Kabarminang — Prosesi adat Manjopuk Sumando kembali digelar di Kantor Kerapatan Adat Nagari (KAN) Limbukan, Kecamatan Payakumbuh Selatan, Kota Payakumbuh, Minggu (28/6/2026). Tradisi tersebut dilaksanakan sebagai bagian dari Program Satu Event Satu Nagari yang diarahkan menjadi wisata edukasi budaya untuk memperkenalkan adat Minangkabau kepada masyarakat maupun wisatawan.
Kegiatan itu dibuka oleh Wakil Wali Kota Payakumbuh, Elzadaswarman. Ia menyebut, tradisi itu telah masuk ke dalam Kalender Event Pariwisata Dinas Pariwisata, Pemuda, dan Olahraga sebagai salah satu upaya mengembangkan sektor pariwisata berbasis budaya.
Elzadaswarman mengatakan setiap nagari memiliki kekayaan tradisi yang layak diperkenalkan kepada masyarakat luas. Menurutnya, keberagaman budaya itu dapat menjadi daya tarik wisata sekaligus memperkuat identitas daerah.
“Melalui program ini kita tidak hanya melestarikan warisan budaya seperti prosesi Manjopuk Sumando, tetapi juga menjadikannya sebagai daya tarik wisata yang mampu menggerakkan perekonomian masyarakat,” ujarnya.
Ia menilai, posisi Kota Payakumbuh sebagai daerah perlintasan membuat arus modernisasi berkembang dengan cepat. Karena itu, pelestarian adat dinilai penting untuk menjaga nilai-nilai budaya sekaligus membentuk karakter generasi muda.
Dalam kesempatan itu, Elzadaswarman juga mengapresiasi sinergi Camat, LKAAM, KAN, Bundo Kanduang, niniak mamak, serta seluruh unsur masyarakat Nagari Limbukan yang terus mempertahankan tradisi di tengah perkembangan zaman.
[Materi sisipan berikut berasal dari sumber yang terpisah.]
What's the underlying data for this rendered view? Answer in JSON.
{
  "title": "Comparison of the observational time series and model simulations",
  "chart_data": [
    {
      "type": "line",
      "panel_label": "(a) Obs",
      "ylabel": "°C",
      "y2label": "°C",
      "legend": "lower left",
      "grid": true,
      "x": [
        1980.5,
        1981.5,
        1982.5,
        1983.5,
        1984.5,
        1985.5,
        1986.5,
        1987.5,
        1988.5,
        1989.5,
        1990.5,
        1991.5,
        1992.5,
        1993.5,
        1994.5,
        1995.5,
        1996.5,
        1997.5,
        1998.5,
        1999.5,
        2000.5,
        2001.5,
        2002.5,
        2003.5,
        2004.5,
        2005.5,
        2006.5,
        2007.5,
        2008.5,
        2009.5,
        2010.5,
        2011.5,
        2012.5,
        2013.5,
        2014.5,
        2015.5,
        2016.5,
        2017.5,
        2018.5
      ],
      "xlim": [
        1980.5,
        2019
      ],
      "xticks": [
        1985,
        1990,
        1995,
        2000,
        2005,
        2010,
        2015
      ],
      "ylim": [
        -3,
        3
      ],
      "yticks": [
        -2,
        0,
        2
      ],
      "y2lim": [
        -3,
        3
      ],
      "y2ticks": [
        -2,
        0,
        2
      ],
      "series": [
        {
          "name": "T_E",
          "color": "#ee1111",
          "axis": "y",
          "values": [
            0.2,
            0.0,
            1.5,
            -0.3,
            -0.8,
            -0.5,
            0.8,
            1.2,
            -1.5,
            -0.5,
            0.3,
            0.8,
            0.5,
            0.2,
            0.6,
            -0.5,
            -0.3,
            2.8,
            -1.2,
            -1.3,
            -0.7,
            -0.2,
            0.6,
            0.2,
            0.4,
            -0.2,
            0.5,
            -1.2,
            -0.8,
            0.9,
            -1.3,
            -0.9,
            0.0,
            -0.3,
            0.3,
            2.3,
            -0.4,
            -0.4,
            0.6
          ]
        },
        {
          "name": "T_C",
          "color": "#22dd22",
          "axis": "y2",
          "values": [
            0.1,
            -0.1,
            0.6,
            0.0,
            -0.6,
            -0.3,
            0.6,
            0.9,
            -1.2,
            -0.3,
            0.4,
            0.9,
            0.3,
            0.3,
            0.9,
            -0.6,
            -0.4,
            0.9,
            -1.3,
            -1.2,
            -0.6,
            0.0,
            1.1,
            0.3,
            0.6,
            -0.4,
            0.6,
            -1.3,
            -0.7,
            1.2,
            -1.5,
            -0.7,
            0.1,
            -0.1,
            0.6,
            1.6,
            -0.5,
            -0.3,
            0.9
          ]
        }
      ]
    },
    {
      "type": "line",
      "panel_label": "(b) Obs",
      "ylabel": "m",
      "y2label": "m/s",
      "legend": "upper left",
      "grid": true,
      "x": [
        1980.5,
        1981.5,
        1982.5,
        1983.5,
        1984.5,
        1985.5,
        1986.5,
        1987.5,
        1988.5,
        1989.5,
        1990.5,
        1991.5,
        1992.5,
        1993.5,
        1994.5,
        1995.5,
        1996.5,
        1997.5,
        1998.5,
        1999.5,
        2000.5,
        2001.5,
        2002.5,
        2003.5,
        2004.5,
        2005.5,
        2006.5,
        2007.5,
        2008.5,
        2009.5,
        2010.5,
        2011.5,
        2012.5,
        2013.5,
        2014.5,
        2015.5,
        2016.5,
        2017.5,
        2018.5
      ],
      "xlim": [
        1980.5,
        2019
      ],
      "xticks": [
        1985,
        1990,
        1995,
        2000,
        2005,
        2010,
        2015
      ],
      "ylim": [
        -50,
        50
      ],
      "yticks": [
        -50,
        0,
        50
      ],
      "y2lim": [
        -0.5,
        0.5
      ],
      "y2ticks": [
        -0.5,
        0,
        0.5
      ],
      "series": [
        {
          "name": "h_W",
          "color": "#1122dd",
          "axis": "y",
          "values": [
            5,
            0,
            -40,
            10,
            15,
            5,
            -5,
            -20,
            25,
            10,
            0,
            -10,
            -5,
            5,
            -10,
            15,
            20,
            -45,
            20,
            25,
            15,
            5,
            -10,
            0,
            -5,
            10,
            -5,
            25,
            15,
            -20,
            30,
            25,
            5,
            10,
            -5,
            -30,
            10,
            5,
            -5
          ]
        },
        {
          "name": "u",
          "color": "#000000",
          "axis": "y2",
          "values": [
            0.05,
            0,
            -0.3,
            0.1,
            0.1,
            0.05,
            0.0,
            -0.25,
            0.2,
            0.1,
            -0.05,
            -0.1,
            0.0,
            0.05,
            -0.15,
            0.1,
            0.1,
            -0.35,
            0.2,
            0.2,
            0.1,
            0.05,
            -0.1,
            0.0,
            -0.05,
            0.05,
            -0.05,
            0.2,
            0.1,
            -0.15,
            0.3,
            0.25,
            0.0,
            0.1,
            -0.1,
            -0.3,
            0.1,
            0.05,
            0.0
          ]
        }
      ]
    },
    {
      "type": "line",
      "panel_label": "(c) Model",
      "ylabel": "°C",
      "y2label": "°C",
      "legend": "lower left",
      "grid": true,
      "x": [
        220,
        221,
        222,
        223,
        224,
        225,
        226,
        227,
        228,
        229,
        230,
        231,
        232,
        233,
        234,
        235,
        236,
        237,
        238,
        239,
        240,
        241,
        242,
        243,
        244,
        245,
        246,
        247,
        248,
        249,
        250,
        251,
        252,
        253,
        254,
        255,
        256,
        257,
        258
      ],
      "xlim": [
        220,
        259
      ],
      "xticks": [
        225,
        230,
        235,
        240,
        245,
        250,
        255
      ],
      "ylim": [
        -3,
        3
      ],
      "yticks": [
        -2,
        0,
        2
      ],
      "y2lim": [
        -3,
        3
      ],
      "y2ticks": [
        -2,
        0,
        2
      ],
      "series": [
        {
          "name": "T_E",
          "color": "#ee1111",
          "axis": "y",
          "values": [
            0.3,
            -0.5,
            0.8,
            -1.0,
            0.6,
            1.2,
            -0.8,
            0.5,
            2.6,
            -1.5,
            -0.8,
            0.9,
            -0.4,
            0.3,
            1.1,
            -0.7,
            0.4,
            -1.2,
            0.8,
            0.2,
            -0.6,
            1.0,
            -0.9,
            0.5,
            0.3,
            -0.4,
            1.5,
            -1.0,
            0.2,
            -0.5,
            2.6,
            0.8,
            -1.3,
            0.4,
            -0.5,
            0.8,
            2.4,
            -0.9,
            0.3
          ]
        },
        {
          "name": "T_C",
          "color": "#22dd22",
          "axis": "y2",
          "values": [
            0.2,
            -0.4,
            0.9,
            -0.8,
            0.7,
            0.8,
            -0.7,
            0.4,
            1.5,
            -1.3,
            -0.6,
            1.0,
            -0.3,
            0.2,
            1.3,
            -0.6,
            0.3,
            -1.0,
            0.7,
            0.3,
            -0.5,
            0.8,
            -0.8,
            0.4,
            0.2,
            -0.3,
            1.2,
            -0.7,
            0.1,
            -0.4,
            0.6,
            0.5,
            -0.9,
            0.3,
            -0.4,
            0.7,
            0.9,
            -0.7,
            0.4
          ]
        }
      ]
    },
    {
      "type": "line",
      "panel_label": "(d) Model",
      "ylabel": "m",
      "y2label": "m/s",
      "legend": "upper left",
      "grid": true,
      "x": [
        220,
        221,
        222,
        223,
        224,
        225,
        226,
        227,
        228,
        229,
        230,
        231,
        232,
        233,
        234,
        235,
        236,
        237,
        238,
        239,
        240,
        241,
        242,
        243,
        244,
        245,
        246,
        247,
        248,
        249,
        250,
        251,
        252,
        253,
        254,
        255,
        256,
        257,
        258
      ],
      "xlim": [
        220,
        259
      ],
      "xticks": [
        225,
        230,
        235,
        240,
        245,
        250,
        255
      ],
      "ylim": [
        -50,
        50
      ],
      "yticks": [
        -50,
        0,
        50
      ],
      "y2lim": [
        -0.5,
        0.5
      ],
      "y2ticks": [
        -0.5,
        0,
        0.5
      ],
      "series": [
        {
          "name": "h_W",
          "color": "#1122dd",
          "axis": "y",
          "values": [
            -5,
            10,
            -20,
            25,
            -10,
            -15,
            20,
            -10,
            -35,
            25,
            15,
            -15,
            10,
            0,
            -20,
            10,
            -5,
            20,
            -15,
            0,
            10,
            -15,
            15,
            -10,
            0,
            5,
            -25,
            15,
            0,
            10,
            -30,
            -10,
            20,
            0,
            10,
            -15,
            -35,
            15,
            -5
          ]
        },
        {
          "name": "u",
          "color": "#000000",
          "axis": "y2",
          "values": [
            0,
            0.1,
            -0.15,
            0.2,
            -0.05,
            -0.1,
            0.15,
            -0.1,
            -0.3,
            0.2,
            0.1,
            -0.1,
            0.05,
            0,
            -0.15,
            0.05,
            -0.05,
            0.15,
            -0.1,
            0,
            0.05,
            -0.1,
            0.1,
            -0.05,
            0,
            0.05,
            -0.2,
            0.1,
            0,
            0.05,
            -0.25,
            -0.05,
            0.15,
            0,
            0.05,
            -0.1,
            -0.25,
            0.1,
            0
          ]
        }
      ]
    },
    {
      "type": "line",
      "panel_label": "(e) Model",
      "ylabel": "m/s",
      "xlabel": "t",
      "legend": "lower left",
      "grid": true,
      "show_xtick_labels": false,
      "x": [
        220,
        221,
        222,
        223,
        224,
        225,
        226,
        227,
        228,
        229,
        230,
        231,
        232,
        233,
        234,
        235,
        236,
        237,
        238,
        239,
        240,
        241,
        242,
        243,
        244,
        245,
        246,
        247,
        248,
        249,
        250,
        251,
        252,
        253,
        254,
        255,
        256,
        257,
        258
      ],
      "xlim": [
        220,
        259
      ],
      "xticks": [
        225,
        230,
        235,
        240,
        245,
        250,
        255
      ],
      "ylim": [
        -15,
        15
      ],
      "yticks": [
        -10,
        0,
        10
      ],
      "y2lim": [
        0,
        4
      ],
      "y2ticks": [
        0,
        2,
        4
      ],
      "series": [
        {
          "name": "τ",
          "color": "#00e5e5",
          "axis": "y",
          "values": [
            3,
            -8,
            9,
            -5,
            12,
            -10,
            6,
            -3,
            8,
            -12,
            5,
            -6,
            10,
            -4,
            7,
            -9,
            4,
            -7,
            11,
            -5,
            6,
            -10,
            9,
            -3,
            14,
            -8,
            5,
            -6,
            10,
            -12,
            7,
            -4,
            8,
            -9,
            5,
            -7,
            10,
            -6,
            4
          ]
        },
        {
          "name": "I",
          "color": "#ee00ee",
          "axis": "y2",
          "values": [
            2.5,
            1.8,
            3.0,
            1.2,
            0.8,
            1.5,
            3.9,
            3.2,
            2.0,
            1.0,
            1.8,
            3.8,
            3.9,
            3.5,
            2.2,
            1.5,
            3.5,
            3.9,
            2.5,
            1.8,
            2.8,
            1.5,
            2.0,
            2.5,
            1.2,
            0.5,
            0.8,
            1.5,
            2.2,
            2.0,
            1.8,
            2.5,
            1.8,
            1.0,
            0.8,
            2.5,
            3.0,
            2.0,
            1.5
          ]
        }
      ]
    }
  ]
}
“Kolaborasi seluruh unsur masyarakat menjadi kekuatan utama dalam memastikan tradisi Minangkabau tetap hidup dan diwariskan kepada generasi berikutnya,” ujarnya.
Pemerintah Kota Payakumbuh, lanjutnya, juga mendorong penyusunan aturan adat secara tertulis di tingkat nagari sebagai pedoman dalam menjaga keberlangsungan tradisi.
“Aturan tersebut bukan untuk membatasi, tetapi menjadi pedoman agar adat tetap terpelihara, memiliki arah yang jelas, dan dapat diwariskan secara berkelanjutan kepada generasi mendatang,” katanya.
Ia turut mengajak generasi muda, termasuk Karang Taruna, untuk berperan aktif dalam setiap kegiatan adat agar proses pewarisan nilai-nilai budaya dapat berlangsung secara berkesinambungan.
Melalui Program Satu Event Satu Nagari, Pemerintah Kota Payakumbuh berharap promosi budaya daerah semakin kuat. Program tersebut juga diharapkan membuka peluang ekonomi bagi pelaku usaha mikro, kecil, dan menengah (UMKM), pelaku ekonomi kreatif, serta sektor pariwisata lokal.